What Do the Stars Mean?
An attempt to capture our approaches to rating books.
One of my best friends of 30 years recently said in comparing our ratings on Goodreads - “I don’t think we like the same books.” I was floored and offended - “Yes we do! I get book recommendations off of your Goodreads all the time!” (see Culpability, The Tell, Pachinko…) What could she have been talking about? Our TBR and Read shelves, while she has read almost twice as much as I have, are quite the Venn Diagram of taste, with a large overlapping chunk. Then I realized (or hoped!) that perhaps her assertion had more to do with how we approach the 5 star rating rubric than our actual taste in books and that just maybe the challenge here is in Goodreads’ lack of the ½ star option. Though to be able to resist the ½ star rating in my reading journal is to show more restraint than I’ll ever hope to have.

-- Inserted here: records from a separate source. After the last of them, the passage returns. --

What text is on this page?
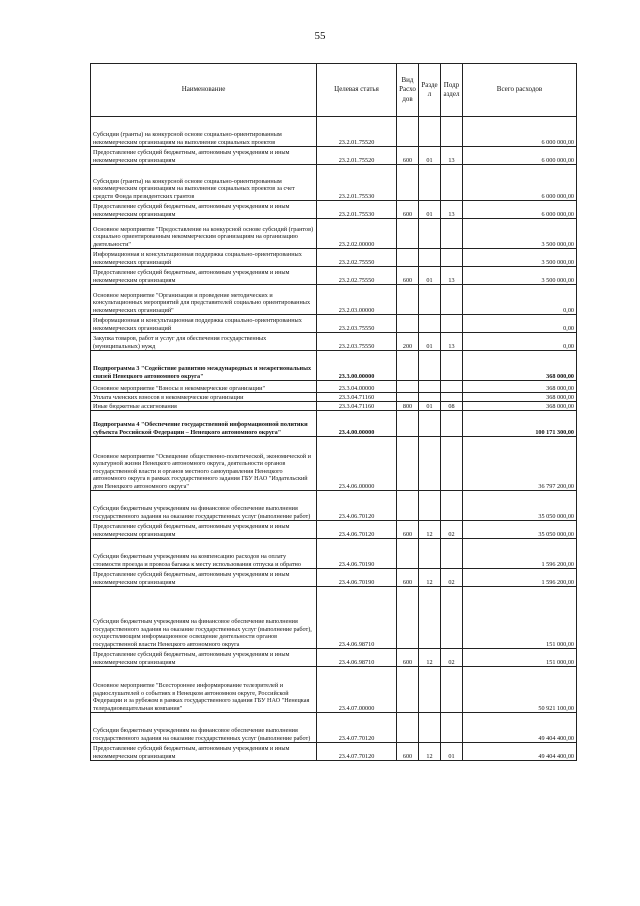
55
Наименование	Целевая статья	Вид Расхо дов	Разде л	Подр аздел	Всего расходов
Субсидии (гранты) на конкурсной основе социально-ориентированным некоммерческим организациям на выполнение социальных проектов	23.2.01.75520				6 000 000,00
Предоставление субсидий бюджетным, автономным учреждениям и иным некоммерческим организациям	23.2.01.75520	600	01	13	6 000 000,00
Субсидии (гранты) на конкурсной основе социально-ориентированным некоммерческим организациям на выполнение социальных проектов за счет средств Фонда президентских грантов	23.2.01.75530				6 000 000,00
Предоставление субсидий бюджетным, автономным учреждениям и иным некоммерческим организациям	23.2.01.75530	600	01	13	6 000 000,00
Основное мероприятие "Предоставление на конкурсной основе субсидий (грантов) социально ориентированным некоммерческим организациям на организацию деятельности"	23.2.02.00000				3 500 000,00
Информационная и консультационная поддержка социально-ориентированных некоммерческих организаций	23.2.02.75550				3 500 000,00
Предоставление субсидий бюджетным, автономным учреждениям и иным некоммерческим организациям	23.2.02.75550	600	01	13	3 500 000,00
Основное мероприятие "Организация и проведение методических и консультационных мероприятий для представителей социально ориентированных некоммерческих организаций"	23.2.03.00000				0,00
Информационная и консультационная поддержка социально-ориентированных некоммерческих организаций	23.2.03.75550				0,00
Закупка товаров, работ и услуг для обеспечения государственных (муниципальных) нужд	23.2.03.75550	200	01	13	0,00
Подпрограмма 3 "Содействие развитию международных и межрегиональных связей Ненецкого автономного округа"	23.3.00.00000				368 000,00
Основное мероприятие "Взносы в некоммерческие организации"	23.3.04.00000				368 000,00
Уплата членских взносов в некоммерческие организации	23.3.04.71160				368 000,00
Иные бюджетные ассигнования	23.3.04.71160	800	01	08	368 000,00
Подпрограмма 4 "Обеспечение государственной информационной политики субъекта Российской Федерации – Ненецкого автономного округа"	23.4.00.00000				100 171 300,00
Основное мероприятие "Освещение общественно-политической, экономической и культурной жизни Ненецкого автономного округа, деятельности органов государственной власти и органов местного самоуправления Ненецкого автономного округа в рамках государственного задания ГБУ НАО "Издательский дом Ненецкого автономного округа"	23.4.06.00000				36 797 200,00
Субсидии бюджетным учреждениям на финансовое обеспечение выполнения государственного задания на оказание государственных услуг (выполнение работ)	23.4.06.70120				35 050 000,00
Предоставление субсидий бюджетным, автономным учреждениям и иным некоммерческим организациям	23.4.06.70120	600	12	02	35 050 000,00
Субсидии бюджетным учреждениям на компенсацию расходов на оплату стоимости проезда и провоза багажа к месту использования отпуска и обратно	23.4.06.70190				1 596 200,00
Предоставление субсидий бюджетным, автономным учреждениям и иным некоммерческим организациям	23.4.06.70190	600	12	02	1 596 200,00
Субсидии бюджетным учреждениям на финансовое обеспечение выполнения государственного задания на оказание государственных услуг (выполнение работ), осуществляющим информационное освещение деятельности органов государственной власти Ненецкого автономного округа	23.4.06.98710				151 000,00
Предоставление субсидий бюджетным, автономным учреждениям и иным некоммерческим организациям	23.4.06.98710	600	12	02	151 000,00
Основное мероприятие "Всестороннее информирование телезрителей и радиослушателей о событиях в Ненецком автономном округе, Российской Федерации и за рубежом в рамках государственного задания ГБУ НАО "Ненецкая телерадиовещательная компания"	23.4.07.00000				50 921 100,00
Субсидии бюджетным учреждениям на финансовое обеспечение выполнения государственного задания на оказание государственных услуг (выполнение работ)	23.4.07.70120				49 404 400,00
Предоставление субсидий бюджетным, автономным учреждениям и иным некоммерческим организациям	23.4.07.70120	600	12	01	49 404 400,00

The Queens have had more than a few discussions about our ratings, including Claire’s recent observation that many Bookstagrammers take the approach that it’s unfair to “rate” a memoir with stars because it feels like you’re rating their personal experience as well as their work. Even this may be up for debate.
Here’s where we’ve landed with our ratings, as we each have a few overlapping guiding principles and perspectives on how to rate a book. We’d love to hear where you differ or what you’d add. As a Likert scale, it perhaps has some areas of growth. Hit us up in the comments!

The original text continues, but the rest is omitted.